Neues zu Siponimod und Alemtuzumab

Der Ausschuss für Humanarzneimittel der Europäischen Arzneimittelbehörde EMA (CHMP) hat von 11. bis 14. November 2019 getagt und sieben neue Arzneimittel zur Zulassung empfohlen – u.a. das Arzneimittel Siponimod für Menschen mit sekundär progressiver Multipler Sklerose.

Gehirn-Modell, Foto: Robina Weermeijer, Unsplash

Das Arzneimittel Siponimod (Handelsname Mayzent®) erhielt vom Ausschuss für Humanarzneimittel der Europäischen Arzneimittelbehörde EMA eine positive Stellungnahme zur Behandlung von Erwachsenen mit einer aktiven sekundär progressiven Multipler Sklerose (SPMS), bei denen durch Rückfälle oder bildgebende Merkmale eine entzündliche Aktivität nachgewiesen wurde.

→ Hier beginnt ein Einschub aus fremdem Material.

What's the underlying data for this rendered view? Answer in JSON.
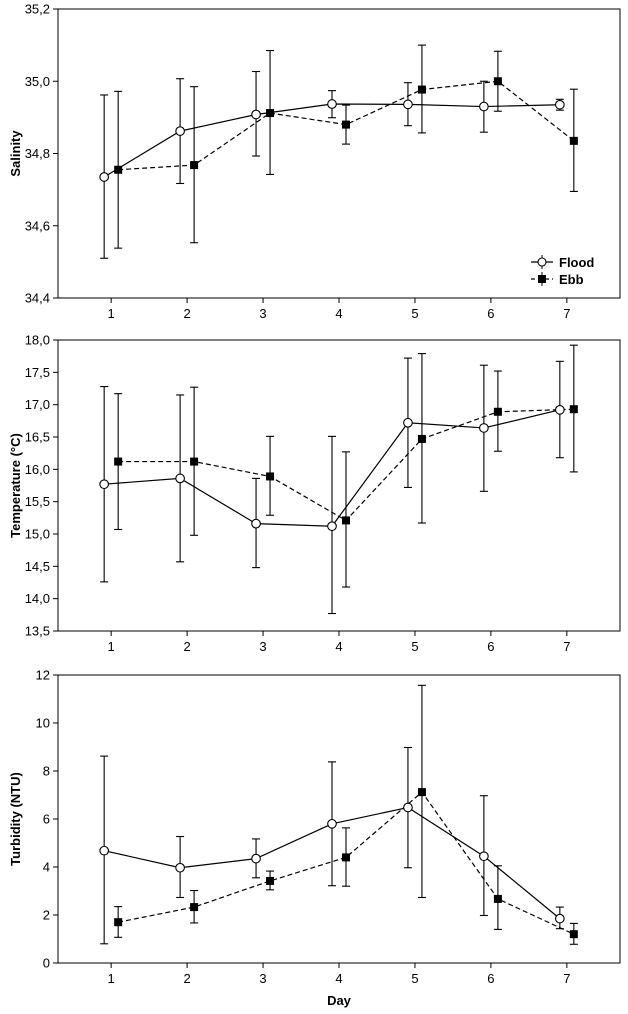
{
  "chart_data": [
    {
      "type": "line",
      "title": "",
      "xlabel": "",
      "ylabel": "Salinity",
      "x": [
        1,
        2,
        3,
        4,
        5,
        6,
        7
      ],
      "xlim": [
        0.3,
        7.7
      ],
      "ylim": [
        34.4,
        35.2
      ],
      "yticks": [
        "34,4",
        "34,6",
        "34,8",
        "35,0",
        "35,2"
      ],
      "yticks_values": [
        34.4,
        34.6,
        34.8,
        35.0,
        35.2
      ],
      "xticks": [
        "1",
        "2",
        "3",
        "4",
        "5",
        "6",
        "7"
      ],
      "grid": false,
      "legend": "bottom-right",
      "series": [
        {
          "name": "Flood",
          "marker": "open-circle",
          "style": "solid",
          "values": [
            34.735,
            34.862,
            34.908,
            34.937,
            34.936,
            34.93,
            34.935
          ],
          "lower": [
            34.51,
            34.717,
            34.793,
            34.899,
            34.877,
            34.859,
            34.92
          ],
          "upper": [
            34.962,
            35.007,
            35.027,
            34.974,
            34.996,
            35.0,
            34.95
          ]
        },
        {
          "name": "Ebb",
          "marker": "filled-square",
          "style": "dashed",
          "values": [
            34.755,
            34.768,
            34.912,
            34.88,
            34.977,
            35.0,
            34.835
          ],
          "lower": [
            34.538,
            34.553,
            34.742,
            34.826,
            34.857,
            34.917,
            34.695
          ],
          "upper": [
            34.972,
            34.985,
            35.085,
            34.934,
            35.1,
            35.083,
            34.978
          ]
        }
      ]
    },
    {
      "type": "line",
      "title": "",
      "xlabel": "",
      "ylabel": "Temperature (°C)",
      "x": [
        1,
        2,
        3,
        4,
        5,
        6,
        7
      ],
      "xlim": [
        0.3,
        7.7
      ],
      "ylim": [
        13.5,
        18.0
      ],
      "yticks": [
        "13,5",
        "14,0",
        "14,5",
        "15,0",
        "15,5",
        "16,0",
        "16,5",
        "17,0",
        "17,5",
        "18,0"
      ],
      "yticks_values": [
        13.5,
        14.0,
        14.5,
        15.0,
        15.5,
        16.0,
        16.5,
        17.0,
        17.5,
        18.0
      ],
      "xticks": [
        "1",
        "2",
        "3",
        "4",
        "5",
        "6",
        "7"
      ],
      "grid": false,
      "series": [
        {
          "name": "Flood",
          "marker": "open-circle",
          "style": "solid",
          "values": [
            15.77,
            15.86,
            15.16,
            15.12,
            16.72,
            16.64,
            16.92
          ],
          "lower": [
            14.26,
            14.57,
            14.48,
            13.77,
            15.72,
            15.66,
            16.18
          ],
          "upper": [
            17.28,
            17.15,
            15.86,
            16.51,
            17.72,
            17.61,
            17.67
          ]
        },
        {
          "name": "Ebb",
          "marker": "filled-square",
          "style": "dashed",
          "values": [
            16.12,
            16.12,
            15.89,
            15.21,
            16.47,
            16.89,
            16.93
          ],
          "lower": [
            15.07,
            14.98,
            15.29,
            14.18,
            15.17,
            16.28,
            15.96
          ],
          "upper": [
            17.17,
            17.27,
            16.51,
            16.27,
            17.79,
            17.52,
            17.92
          ]
        }
      ]
    },
    {
      "type": "line",
      "title": "",
      "xlabel": "Day",
      "ylabel": "Turbidity (NTU)",
      "x": [
        1,
        2,
        3,
        4,
        5,
        6,
        7
      ],
      "xlim": [
        0.3,
        7.7
      ],
      "ylim": [
        0,
        12
      ],
      "yticks": [
        "0",
        "2",
        "4",
        "6",
        "8",
        "10",
        "12"
      ],
      "yticks_values": [
        0,
        2,
        4,
        6,
        8,
        10,
        12
      ],
      "xticks": [
        "1",
        "2",
        "3",
        "4",
        "5",
        "6",
        "7"
      ],
      "grid": false,
      "series": [
        {
          "name": "Flood",
          "marker": "open-circle",
          "style": "solid",
          "values": [
            4.68,
            3.97,
            4.35,
            5.8,
            6.48,
            4.45,
            1.85
          ],
          "lower": [
            0.8,
            2.73,
            3.55,
            3.22,
            3.97,
            1.98,
            1.43
          ],
          "upper": [
            8.62,
            5.27,
            5.17,
            8.38,
            8.98,
            6.97,
            2.33
          ]
        },
        {
          "name": "Ebb",
          "marker": "filled-square",
          "style": "dashed",
          "values": [
            1.7,
            2.33,
            3.42,
            4.4,
            7.12,
            2.67,
            1.2
          ],
          "lower": [
            1.07,
            1.67,
            3.05,
            3.2,
            2.73,
            1.4,
            0.78
          ],
          "upper": [
            2.35,
            3.02,
            3.83,
            5.63,
            11.57,
            4.05,
            1.65
          ]
        }
      ]
    }
  ]
}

Am 14. November 2019 verabschiedete der Ausschuss für Humanarzneimittel ein positives Gutachten mit der Empfehlung, die Genehmigung für das Inverkehrbringen des Arzneimittels Mayzent® zur Behandlung von Erwachsenen mit sekundärer progressiver Multipler Sklerose (SPMS) mit aktiver Krankheit zu empfehlen. Mayzent wird in Form von 0,25 mg- und 2 mg-Filmtabletten erhältlich sein. Der Wirkstoff von Mayzent®, Siponimod, ist ein selektives Immunsuppressivum (ATC-Code: L04AA42), das als Sphingosin-1-Phosphat (S1P)-Rezeptor-Modulator fungiert. Siponimod bindet selektiv an zwei von fünf Rezeptoren für S1P – nämlich S1P1 und S1P5. Indem Siponimod als funktioneller Antagonist der S1P1-Rezeptoren von Lymphozyten wirkt, verhindert es das Austreten von Lymphknoten, reduziert die Rezirkulation von T-Zellen in das Zentralnervensystem und begrenzt die zentrale Entzündung.

Siponimod zielt darauf ab, das Fortschreiten der Behinderung bei Menschen mit aktiver SPMS zu verringern. Die häufigsten Nebenwirkungen sind Kopfschmerzen, Bluthochdruck und erhöhte Leberenzymwerte. Der Ausschuss empfiehlt, dass das Medikament von Ärztinnen und Ärzten verordnet wird, die Erfahrung in der Behandlung von Multipler Sklerose haben. Detaillierte Empfehlungen für die Verwendung dieses Produkts werden in der Zusammenfassung der Merkmale des Arzneimittels (Zusammenfassung der Merkmale des Arzneimittels) beschrieben, die im Europäischen Öffentlichen Beurteilungsbericht (EPAR) veröffentlicht und nach Erteilung der Genehmigung für das Inverkehrbringen von der Europäischen Kommission in allen Amtssprachen der Europäischen Union zur Verfügung gestellt wird.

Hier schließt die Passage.